Spare me the sympathy
Not long after Boston Marathon suspect Dzhokhar Tsarnaev was apprehended, I heard someone express sympathy for him.
“I feel sorry for him,” this person said. “If it wasn’t for his older brother, he wouldn’t be in this mess.”
I thought this was an isolated sentiment, but no: I keep running into people who feel sorry for Dzhokhar, though they’re always quick to add that there’s no excuse for what he allegedly did, and that he should suffer the consequences.
I didn’t know what to make of these comments, which I completely disagreed with.
I don’t feel at all sorry for Dzhokhar, and I don’t understand why anyone would. Nor do I buy the dominant narrative, that Dzhokhar was a guileless bystander until his mean older brother led him astray. But even if I did accept this, I doubt I would sympathize with Dzhokhar. In fact, I might find him even more repugnant than I already do.
To me, there’s nothing sympathetic about someone who lacks strength of character and a functioning moral compass. If your mean old brother can convince you to plant bombs at a marathon, you probably weren’t a very good person to begin with.
In a piece on the online magazine Slate, the writer Hanna Rosin tries to understand why anyone would sympathize with Dzhokhar. She attributes the phenomenon mainly to women — teenage girls who inexplicably harbor crushes on killers (alleged Aurora, Colo., shooter James Holmes also has his fans) and mothers, often with sons of their own.
“Some just seem anguished by the vision of that ‘poor kid’ alone in the boat by himself, bleeding for all those hours,” Rosin writes. “All of this sympathy stems of course from the story line that coalesced early: a hapless genial pothead being coerced into killing by his sadistic older brother.
“As with such story lines, all evidence to the contrary gets suppressed. Probably the correct moral response to this misplaced maternal sympathy is the one a Slate colleague had, which is to say: ‘People, please. Cut that [expletive] out. He’s an adult and a mass murderer.’ There is evidence that he was not just a pot smoker but a dealer, and also like his brother, he was a fan of jihad. Also the photos of him at the actual bombing site are not so heartwarming, as they show him surveying the crowd that he is about to blow up.”
After Dzhokhar was arrested, my father and I discussed our lack of patience with the theory that Dzhokhar’s older brother coerced him into doing something he did not want to do.
“I don’t think you’d be able to talk your sisters into doing anything like that,” my father said.
I agreed. My sister Rebecca is generally easy to boss around — if I tell her to make me a sandwich or get me a drink, she usually will — but she possesses a moral compass and strength of character and would never commit a heinous crime, even if I asked her. My younger sister Lesley has always resisted my efforts to get her to fetch me food or run little errands for me, and she has both a moral compass and a strong character.
I’ve also enjoyed reading the comments of Dzhokar’s former high school classmates and college classmates, who emphasize how normal and nice he seemed. Now, I don’t know Dzhokhar. Perhaps he was once a really swell fellow and recently took a turn for the worse. But I’m skeptical.
Ever since high school, I’ve wondered whether people know what the word nice actually means. Niceness is about more than being sociable at parties and cracking funny jokes. It’s about actively being a decent person. If you thought Dzhokhar seemed nice because he played intramural soccer and listened to hip-hop, you might want to rethink your working definition of the word nice.

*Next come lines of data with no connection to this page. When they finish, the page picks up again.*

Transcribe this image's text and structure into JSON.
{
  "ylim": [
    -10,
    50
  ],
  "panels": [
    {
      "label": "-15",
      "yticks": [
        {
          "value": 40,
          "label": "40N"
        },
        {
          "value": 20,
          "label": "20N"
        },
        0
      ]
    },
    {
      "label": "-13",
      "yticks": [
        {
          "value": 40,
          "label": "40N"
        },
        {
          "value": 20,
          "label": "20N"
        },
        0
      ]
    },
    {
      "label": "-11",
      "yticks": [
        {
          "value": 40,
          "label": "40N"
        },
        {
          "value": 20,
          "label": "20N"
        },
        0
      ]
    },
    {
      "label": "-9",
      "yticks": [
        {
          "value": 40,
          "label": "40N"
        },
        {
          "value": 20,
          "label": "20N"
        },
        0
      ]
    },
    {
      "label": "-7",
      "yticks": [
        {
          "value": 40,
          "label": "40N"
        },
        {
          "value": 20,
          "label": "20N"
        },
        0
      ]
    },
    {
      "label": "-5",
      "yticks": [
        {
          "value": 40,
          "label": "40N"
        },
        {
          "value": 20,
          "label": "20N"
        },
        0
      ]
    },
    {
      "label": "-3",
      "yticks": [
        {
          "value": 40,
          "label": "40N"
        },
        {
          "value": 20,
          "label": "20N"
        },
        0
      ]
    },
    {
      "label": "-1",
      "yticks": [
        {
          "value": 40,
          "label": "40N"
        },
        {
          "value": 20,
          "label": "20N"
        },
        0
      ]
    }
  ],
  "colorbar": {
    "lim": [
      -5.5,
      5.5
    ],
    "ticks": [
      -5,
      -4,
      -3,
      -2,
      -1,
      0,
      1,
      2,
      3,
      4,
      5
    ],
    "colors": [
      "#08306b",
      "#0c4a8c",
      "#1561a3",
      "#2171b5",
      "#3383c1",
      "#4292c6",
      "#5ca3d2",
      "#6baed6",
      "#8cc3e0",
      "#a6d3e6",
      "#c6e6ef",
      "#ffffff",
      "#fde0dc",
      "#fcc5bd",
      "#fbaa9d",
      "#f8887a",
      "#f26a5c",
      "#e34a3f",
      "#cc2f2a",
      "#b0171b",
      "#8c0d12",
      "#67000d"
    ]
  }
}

“I know he’s a bad guy, but for me, he’s still a good guy,” one of Dzhokhar’s dumb friends told the Los Angeles Times. Uh, no. Dzhohkar, if he’s guilty of the crimes he’s suspected of, is not a good guy. And you might not be such a good guy, either, if that’s what you think.
Last week, three of Dzhokhar’s buddies were arrested and charged with trying to help him after learning of his status as the most wanted man in America. I tried to imagine how my college roommate would have reacted had she learned that I was a suspected terrorist. Would she dispose of evidence and lie to the police? No, she would not. Because she’s a decent human being! A nice person, if you will.
Of course, none of this is rocket science.
Most people know that helping terrorists is wrong, and that being a terrorist is even worse. We can bend over backward trying to understand what made the Tsarnaev brothers do what they allegedly did, and why Dzhokhar’s dumb pals tried to help him, but the more I learn about them, the only thing I find remotely remarkable about them is the vastness of their stupidity, their shallowness and their callow disregard for all other people. From what I can tell, the brothers’ Uncle Ruslan was pretty much on the mark when he described them as losers. None of this “Dzhokhar is really nice” nonsense from him.
Unfortunately, one of the things we’ve learned from the Boston Marathon bombing is that you don’t have to be an evil criminal genius to cause a huge amount of suffering and damage. Shallow, pathetic losers, it turns out, can inflict a lot of harm. And what should be clear to everyone is that nobody involved in this terrible crime should ever be mistaken for a nice person again.